Organizations are moving to microservices and cloud native architectures at an increasing pace. The primary incentive for these transformation projects is typically to increase the agility and velocity of software release and product innovation.
These dynamic systems, however, are far more complex to manage and monitor, and they generate far higher data volumes. According to a recent survey conducted by Forrester among infrastructure and cloud monitoring application decision makers, 88% said that they expect their data volume in the cloud to increase over the next two years, with 50% expecting it to grow significantly.
Scaling Cloud Environments Demand Efficient Observability Practices, Forrester, 2022
It’s not just about the quantity but the quality. Over half of the respondents in Forrester’s survey indicated poor data quality is a main challenge for their systems monitoring.
What is this monitoring data anyway?
The common baseline data is the "three pillars of observability", namely logs, metrics and traces. Logs and metrics have been with us in IT systems for many decades, but have experienced a surge with microservice architecture. Many flows that used to be internal within a monolith are now externalized interactions between microservices, producing corresponding logs and metrics for each such interaction and endpoint. The cardinality of the time-series metrics data is also exploding with the newly-introduced dimensions: just think about needing to slice and dice the performance of a workload per endpoint, per node, per pod, and per deployment version, to name just a few.
On top of that, distributed tracing, which used to be a niche tool, is becoming a mandatory component, in order to understand the flow of distributed requests and transactions in the system. In the recent DevOps Pulse survey issued by Logz.io, over 75% of respondents reported plans to deploy tracing in the next 1-3 years.
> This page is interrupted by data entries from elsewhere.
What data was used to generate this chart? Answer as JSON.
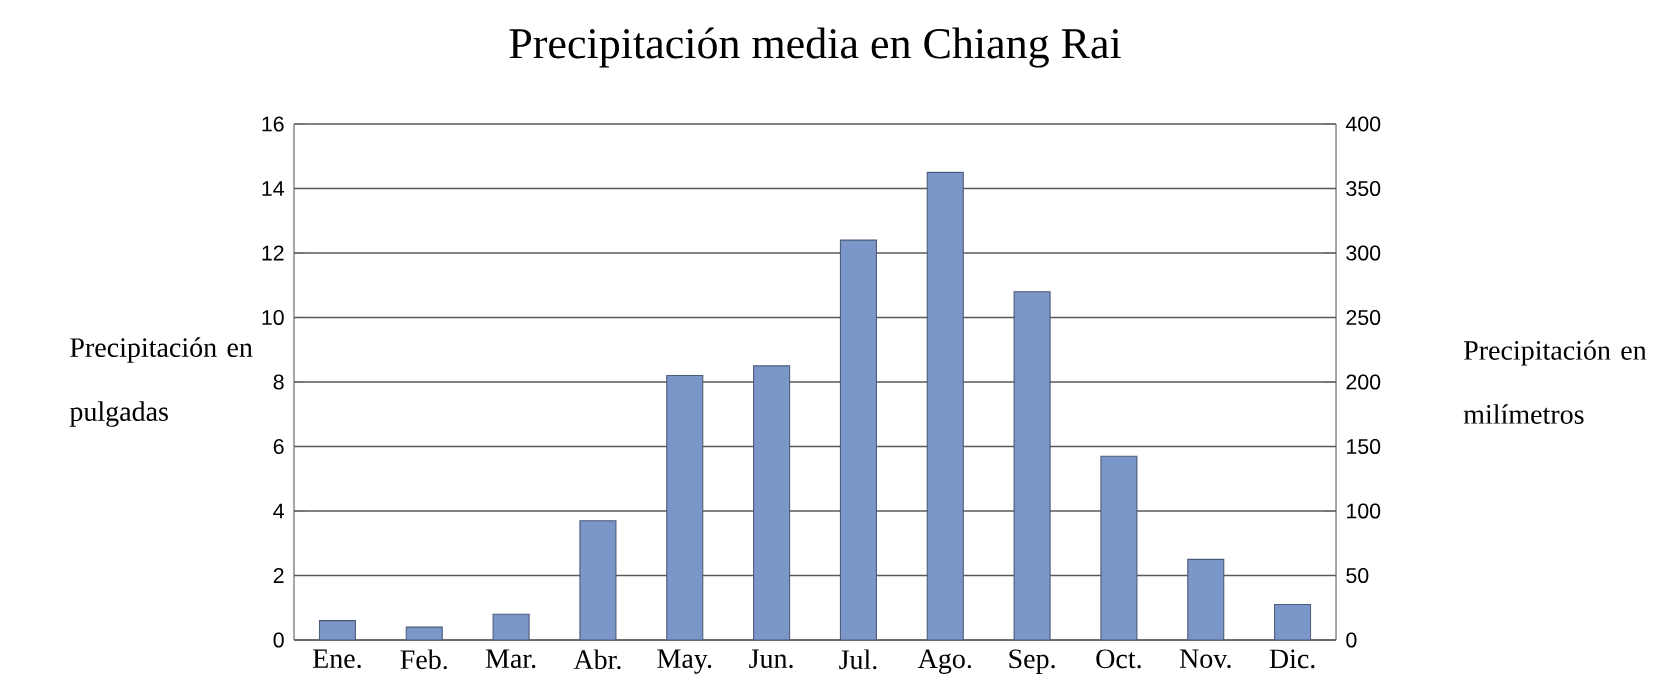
{
  "chart_data": {
    "type": "bar",
    "title": "Precipitación media en Chiang Rai",
    "ylabel": "Precipitación en pulgadas",
    "y2label": "Precipitación en milímetros",
    "categories": [
      "Ene.",
      "Feb.",
      "Mar.",
      "Abr.",
      "May.",
      "Jun.",
      "Jul.",
      "Ago.",
      "Sep.",
      "Oct.",
      "Nov.",
      "Dic."
    ],
    "values": [
      0.6,
      0.4,
      0.8,
      3.7,
      8.2,
      8.5,
      12.4,
      14.5,
      10.8,
      5.7,
      2.5,
      1.1
    ],
    "color": "#7b96c8",
    "ylim": [
      0,
      16
    ],
    "yticks": [
      0,
      2,
      4,
      6,
      8,
      10,
      12,
      14,
      16
    ],
    "y2lim": [
      0,
      400
    ],
    "y2ticks": [
      0,
      50,
      100,
      150,
      200,
      250,
      300,
      350,
      400
    ],
    "grid": "y"
  }
}
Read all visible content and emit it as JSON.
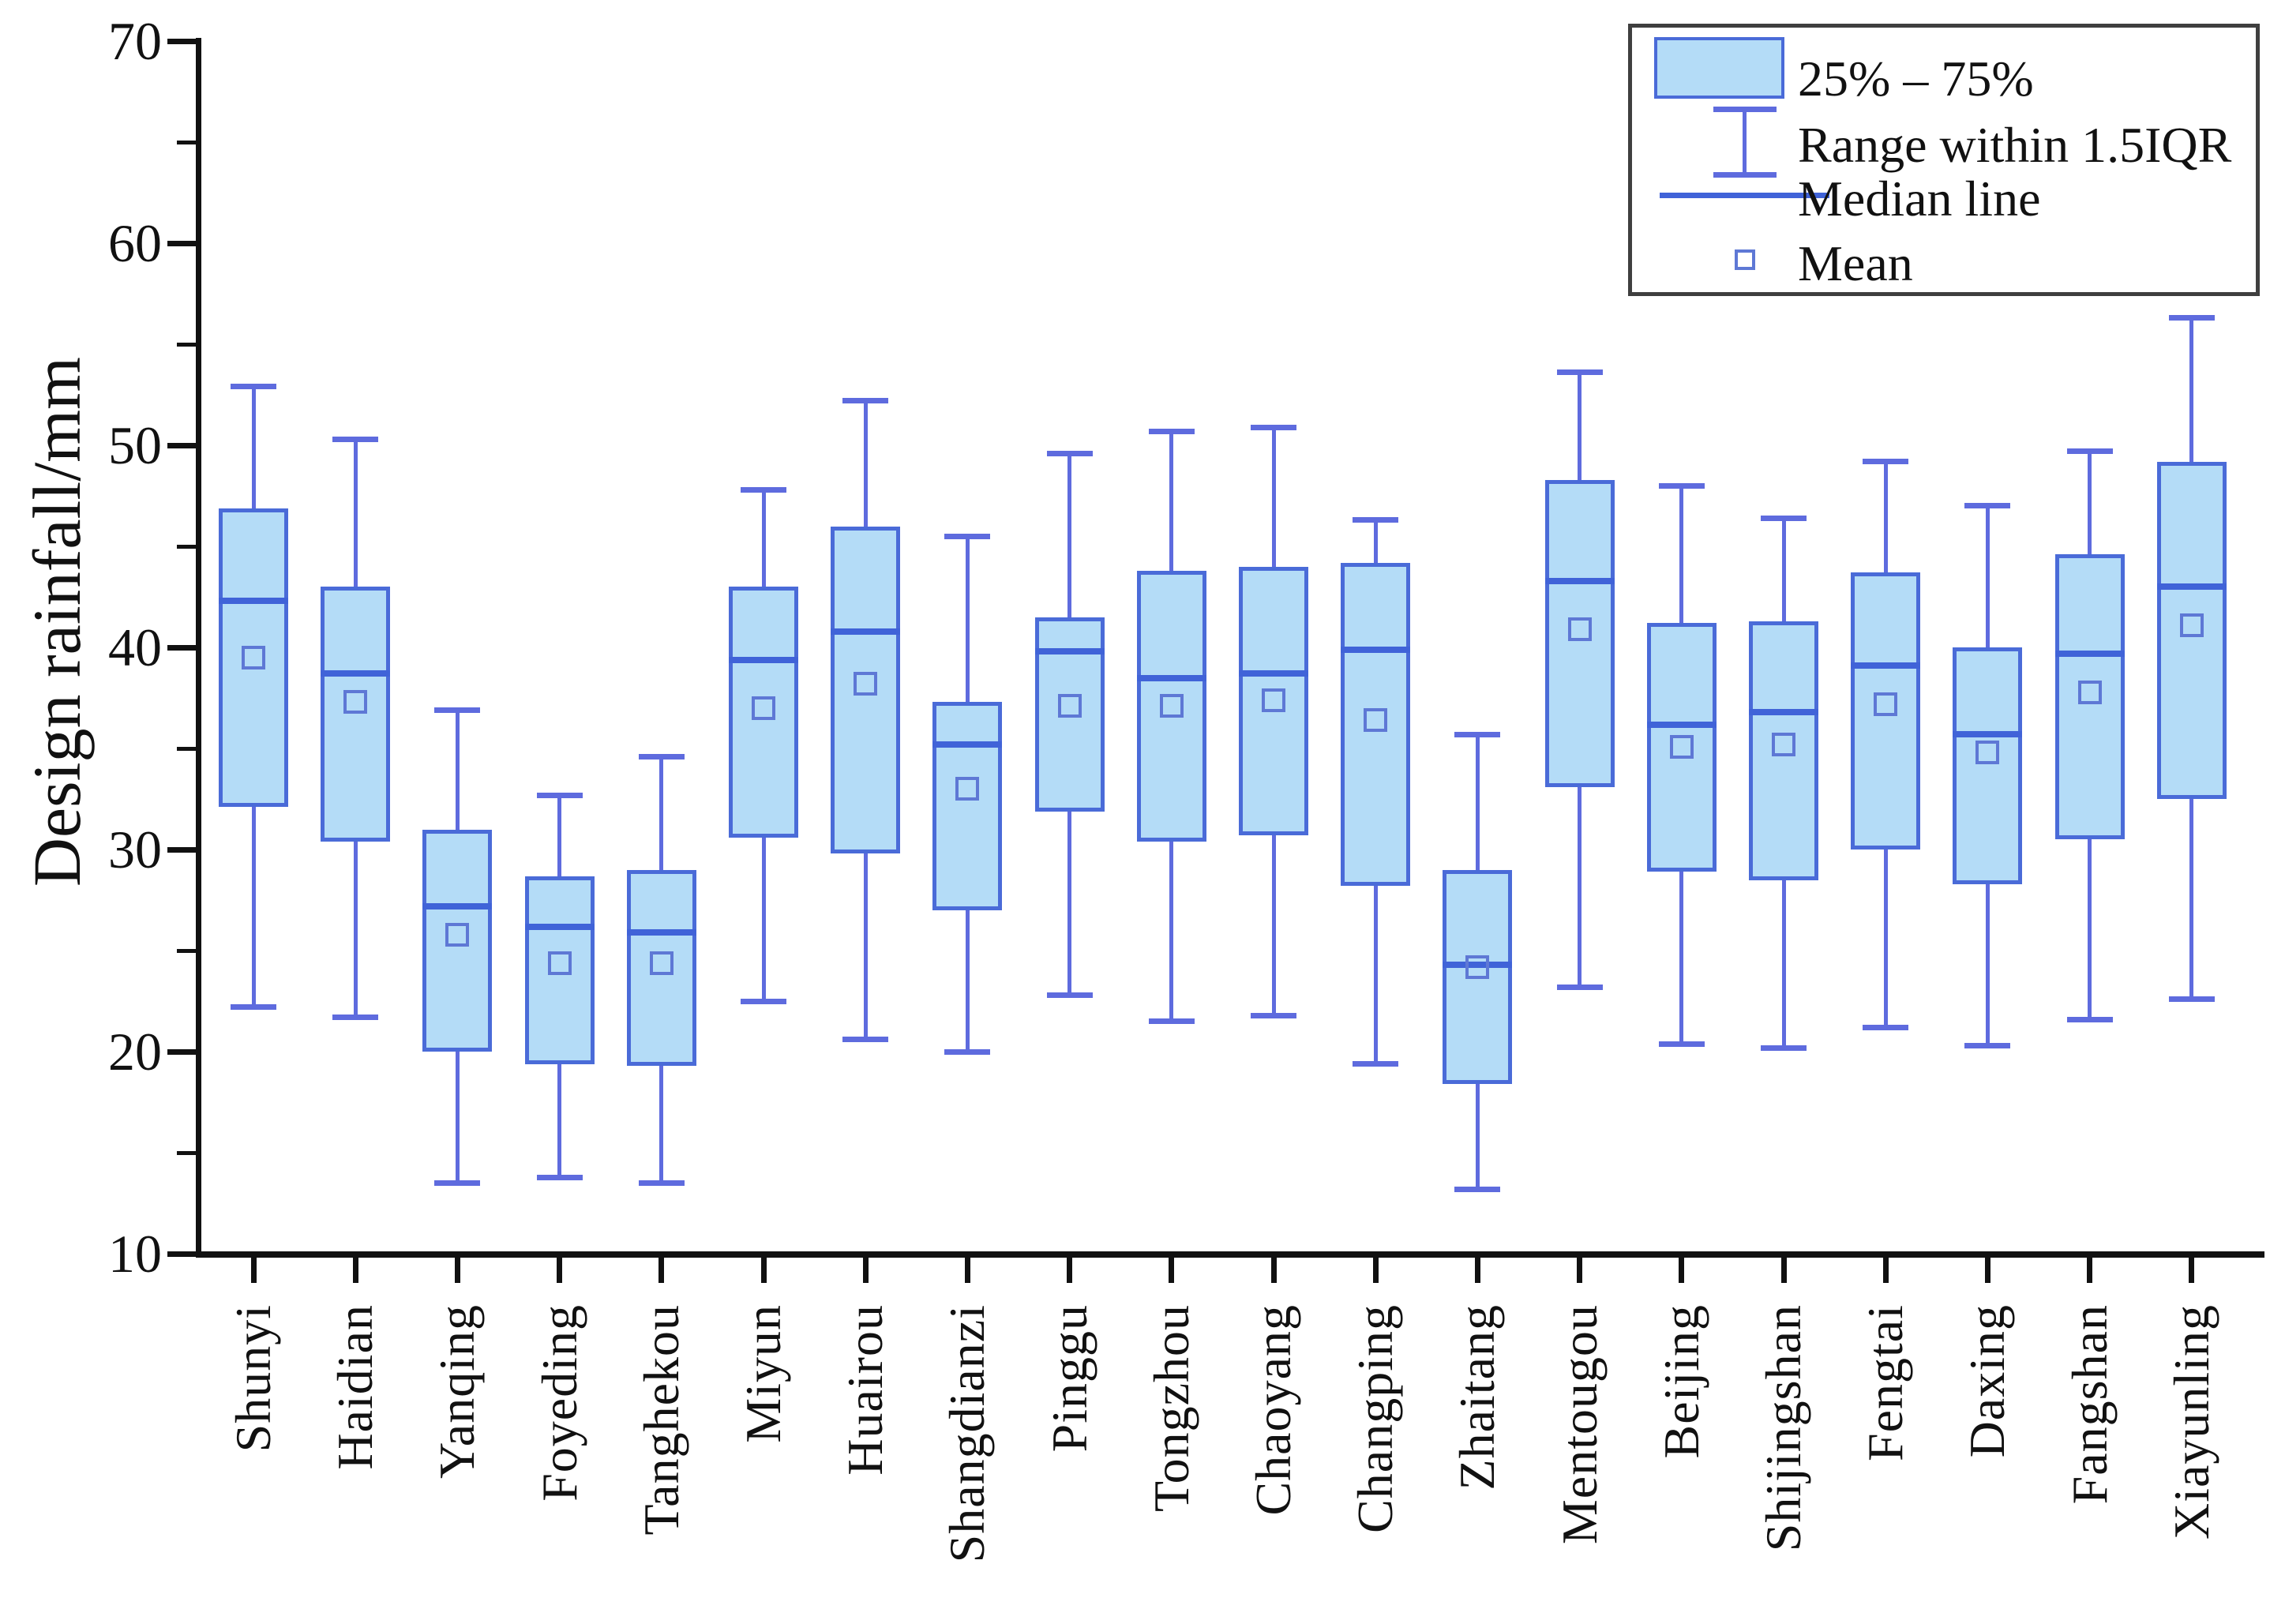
{
  "axis": {
    "y_label": "Design rainfall/mm",
    "y_min": 10,
    "y_max": 70,
    "y_major_ticks": [
      70,
      60,
      50,
      40,
      30,
      20,
      10
    ],
    "y_minor_ticks": [
      65,
      55,
      45,
      35,
      25,
      15
    ]
  },
  "legend": {
    "items": [
      {
        "symbol": "box-swatch",
        "label": "25% – 75%"
      },
      {
        "symbol": "whisker-ibeam",
        "label": "Range within 1.5IQR"
      },
      {
        "symbol": "median-line",
        "label": "Median line"
      },
      {
        "symbol": "mean-square",
        "label": "Mean"
      }
    ]
  },
  "chart_data": {
    "type": "box",
    "title": "",
    "xlabel": "",
    "ylabel": "Design rainfall/mm",
    "ylim": [
      10,
      70
    ],
    "grid": false,
    "legend_position": "top-right",
    "categories": [
      "Shunyi",
      "Haidian",
      "Yanqing",
      "Foyeding",
      "Tanghekou",
      "Miyun",
      "Huairou",
      "Shangdianzi",
      "Pinggu",
      "Tongzhou",
      "Chaoyang",
      "Changping",
      "Zhaitang",
      "Mentougou",
      "Beijing",
      "Shijingshan",
      "Fengtai",
      "Daxing",
      "Fangshan",
      "Xiayunling"
    ],
    "series": [
      {
        "name": "Shunyi",
        "whisker_low": 22.2,
        "q1": 32.1,
        "median": 42.3,
        "mean": 39.5,
        "q3": 46.9,
        "whisker_high": 52.9
      },
      {
        "name": "Haidian",
        "whisker_low": 21.7,
        "q1": 30.4,
        "median": 38.7,
        "mean": 37.3,
        "q3": 43.0,
        "whisker_high": 50.3
      },
      {
        "name": "Yanqing",
        "whisker_low": 13.5,
        "q1": 20.0,
        "median": 27.2,
        "mean": 25.8,
        "q3": 31.0,
        "whisker_high": 36.9
      },
      {
        "name": "Foyeding",
        "whisker_low": 13.8,
        "q1": 19.4,
        "median": 26.2,
        "mean": 24.4,
        "q3": 28.7,
        "whisker_high": 32.7
      },
      {
        "name": "Tanghekou",
        "whisker_low": 13.5,
        "q1": 19.3,
        "median": 25.9,
        "mean": 24.4,
        "q3": 29.0,
        "whisker_high": 34.6
      },
      {
        "name": "Miyun",
        "whisker_low": 22.5,
        "q1": 30.6,
        "median": 39.4,
        "mean": 37.0,
        "q3": 43.0,
        "whisker_high": 47.8
      },
      {
        "name": "Huairou",
        "whisker_low": 20.6,
        "q1": 29.8,
        "median": 40.8,
        "mean": 38.2,
        "q3": 46.0,
        "whisker_high": 52.2
      },
      {
        "name": "Shangdianzi",
        "whisker_low": 20.0,
        "q1": 27.0,
        "median": 35.2,
        "mean": 33.0,
        "q3": 37.3,
        "whisker_high": 45.5
      },
      {
        "name": "Pinggu",
        "whisker_low": 22.8,
        "q1": 31.9,
        "median": 39.8,
        "mean": 37.1,
        "q3": 41.5,
        "whisker_high": 49.6
      },
      {
        "name": "Tongzhou",
        "whisker_low": 21.5,
        "q1": 30.4,
        "median": 38.5,
        "mean": 37.1,
        "q3": 43.8,
        "whisker_high": 50.7
      },
      {
        "name": "Chaoyang",
        "whisker_low": 21.8,
        "q1": 30.7,
        "median": 38.7,
        "mean": 37.4,
        "q3": 44.0,
        "whisker_high": 50.9
      },
      {
        "name": "Changping",
        "whisker_low": 19.4,
        "q1": 28.2,
        "median": 39.9,
        "mean": 36.4,
        "q3": 44.2,
        "whisker_high": 46.3
      },
      {
        "name": "Zhaitang",
        "whisker_low": 13.2,
        "q1": 18.4,
        "median": 24.3,
        "mean": 24.2,
        "q3": 29.0,
        "whisker_high": 35.7
      },
      {
        "name": "Mentougou",
        "whisker_low": 23.2,
        "q1": 33.1,
        "median": 43.3,
        "mean": 40.9,
        "q3": 48.3,
        "whisker_high": 53.6
      },
      {
        "name": "Beijing",
        "whisker_low": 20.4,
        "q1": 28.9,
        "median": 36.2,
        "mean": 35.1,
        "q3": 41.2,
        "whisker_high": 48.0
      },
      {
        "name": "Shijingshan",
        "whisker_low": 20.2,
        "q1": 28.5,
        "median": 36.8,
        "mean": 35.2,
        "q3": 41.3,
        "whisker_high": 46.4
      },
      {
        "name": "Fengtai",
        "whisker_low": 21.2,
        "q1": 30.0,
        "median": 39.1,
        "mean": 37.2,
        "q3": 43.7,
        "whisker_high": 49.2
      },
      {
        "name": "Daxing",
        "whisker_low": 20.3,
        "q1": 28.3,
        "median": 35.7,
        "mean": 34.8,
        "q3": 40.0,
        "whisker_high": 47.0
      },
      {
        "name": "Fangshan",
        "whisker_low": 21.6,
        "q1": 30.5,
        "median": 39.7,
        "mean": 37.8,
        "q3": 44.6,
        "whisker_high": 49.7
      },
      {
        "name": "Xiayunling",
        "whisker_low": 22.6,
        "q1": 32.5,
        "median": 43.0,
        "mean": 41.1,
        "q3": 49.2,
        "whisker_high": 56.3
      }
    ],
    "colors": {
      "box_fill": "#B4DCF7",
      "box_border": "#4A6BD8",
      "whisker": "#5E6BDE",
      "median_line": "#4063D8",
      "mean_marker": "#5E78D5",
      "axis": "#111111",
      "text": "#111111"
    }
  }
}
This is not only an impressive percentage in its own right, but is also a sharp increase from the previous DevOps Pulse survey wherein only 65% responded that.
To make matters interesting, bear in mind that there are other signals beyond the traditional "three pillars," such as events and continuous profiling, which introduce additional types of data into the mix.
This data challenge isn’t a technical matter, but rather indicative of the nature of observability. As an industry we’ve been highly focused on the signal types (logs, metrics, traces) each with its own quirks, and have been growing siloed solutions for each signal type. Now it’s time to shift the focus and look at observability as a data analytics problem. Let’s start with the very definition of observability: rather than using the one borrowed from Control Theory, I favor the following definition:
"Observability is the capability to allow a human to ask and answer questions about the system."
Treating observability as a data analytics problem inevitably leads to better support in ad-hoc query capabilities, in better data enrichment and correlation capabilities, and most importantly in taking down the silos and fusing together all the data types and visualizations.
The open source community has been a key enabler for this evolution in observability. In the DevOps Pulse survey, around 40% reported that at least half of their tools are open source. This brings forth a unique opportunity for open source to enable better observability. It’s not just about the tools but, perhaps more importantly, about open standards. Cloud native systems have many moving pieces and telemetry data sources across polyglot microservices as well as multiple third party frameworks and services. This creates a significant challenge on the integration side. Almost half of the respondents in the DevOps Pulse survey indicated turning to open source observability for ease of integration. This is the place where open source shines.
Important projects under the Cloud Native Computing Foundation (CNCF), such as OpenMetrics and OpenTelemetry, offer a standard way for instrumenting applications to emit telemetry data, a standard format of exposing and transmitting the data, and a standard means for collecting that data. Unlike traditional logs, for example, which have traditionally been text based and unstructured, essentially the developer writing "notes to self" or for his teammates to decipher, the new formats are geared towards scalable machine analytics. This means well structured data, with strong typing and machine readable formats such as JSON and Protobuf.
More than three in four decision makers are increasing their use of cloud-native architectures like multi cloud workloads, serverless workloads, and workloads using containers. As the adoption grows, the data volumes and data-to-noise ratio will increase. It’s time to converge the industry around leading open standards and adopt data analytics practices for mastering that data, so that we can effectively monitor these systems.